No one has seen yet cases of a price cap on Russian crude oil, and Russia hasn’t yet seen the impact of the price cap mechanism, Kremlin spokesman Dmitry Peskov said on Wednesday.

The Kremlin is skeptical about attempts to calculate Russia’s losses from the price cap, Peskov said, as carried by Russian news agency TASS.

It’s too early to draw conclusions about the impact of the price cap, and “there is no evidence to support such conclusions,” Putin’s spokesman noted, asked to comment on a Wednesday report by the Centre for Research on Energy and Clean Air (CREA).

The report says that the EU oil ban and the G7-EU price cap are costing Russia $172 million (160 million euros) per day, due to the fall in shipment volumes and prices for Russian oil.

Urals, Russia’s flagship crude grade, was going for $37.80 a barrel at the Baltic Sea port of Primorsk on Friday, half the Brent Crude price on the same day, Bloomberg reported on Monday, citing data provided by Argus Media.

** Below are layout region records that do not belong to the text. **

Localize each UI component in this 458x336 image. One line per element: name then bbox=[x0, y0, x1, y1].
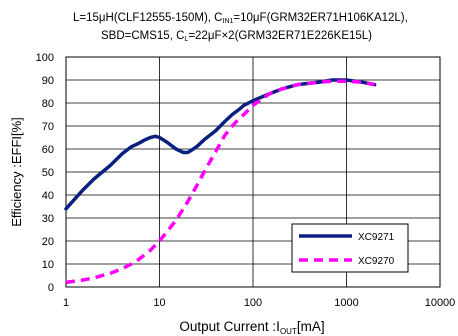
y-tick-label: 40 bbox=[42, 190, 54, 202]
x-tick-label: 10000 bbox=[425, 297, 456, 309]
x-tick-label: 100 bbox=[244, 297, 262, 309]
x-tick-label: 10 bbox=[153, 297, 165, 309]
chart-caption-line1: L=15μH(CLF12555-150M), CIN1=10μF(GRM32ER… bbox=[73, 12, 408, 25]
chart-caption-line2: SBD=CMS15, CL=22μF×2(GRM32ER71E226KE15L) bbox=[101, 30, 373, 43]
series-line-xc9271 bbox=[64, 78, 377, 211]
y-tick-labels: 0 10 20 30 40 50 60 70 80 90 100 bbox=[36, 52, 54, 294]
y-tick-label: 100 bbox=[36, 52, 54, 64]
legend-label: XC9270 bbox=[358, 256, 395, 267]
legend-box bbox=[291, 223, 409, 273]
legend-label: XC9271 bbox=[358, 232, 395, 243]
y-tick-label: 30 bbox=[42, 213, 54, 225]
plot-frame bbox=[65, 56, 441, 288]
x-axis-label: Output Current :IOUT[mA] bbox=[179, 319, 324, 336]
series-line-xc9270 bbox=[65, 79, 375, 285]
y-tick-label: 70 bbox=[42, 121, 54, 133]
y-tick-label: 60 bbox=[42, 144, 54, 156]
y-tick-label: 50 bbox=[42, 167, 54, 179]
x-tick-label: 1 bbox=[63, 297, 69, 309]
x-tick-labels: 1 10 100 1000 10000 bbox=[63, 297, 455, 309]
legend: XC9271 XC9270 bbox=[291, 223, 409, 273]
y-tick-label: 20 bbox=[42, 236, 54, 248]
y-axis-label: Efficiency :EFFI[%] bbox=[9, 117, 24, 227]
series-lines bbox=[64, 78, 377, 285]
x-tick-label: 1000 bbox=[334, 297, 358, 309]
y-tick-label: 10 bbox=[42, 259, 54, 271]
y-tick-label: 90 bbox=[42, 75, 54, 87]
y-tick-label: 0 bbox=[48, 282, 54, 294]
y-tick-label: 80 bbox=[42, 98, 54, 110]
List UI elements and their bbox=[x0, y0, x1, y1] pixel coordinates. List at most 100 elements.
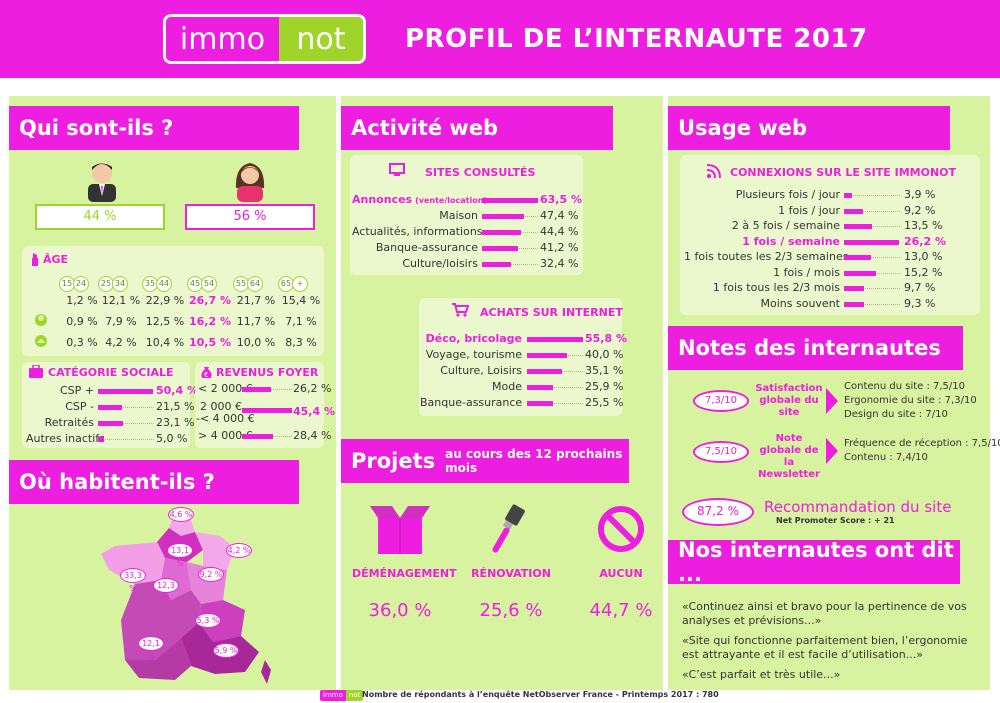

Russian oil revenues are expected to drop further in February due to the EU’s ban on refined oil imports, the extension of the price cap to refined oil, and reductions in pipeline oil imports to Poland, CREA said.

“So far, no one has really come across an oil price cap…so we are skeptical about such [forecast figures],” Peskov said in response to the data released by CREA.

The EU and G7 banned on December 5 maritime transportation services from shipping Russia’s crude oil to third countries if the oil is bought above the price cap of $60 per barrel, and the EU imposed an embargo on seaborne imports of Russian oil into the bloc.

Moscow claims the price cap will not seriously hit its oil production and economy. Russia’s oil production will not fall off a cliff now that the EU-G7 price cap on Russian crude has come into effect, Russia’s First Deputy Energy Minister Pavel Sorokin said last month.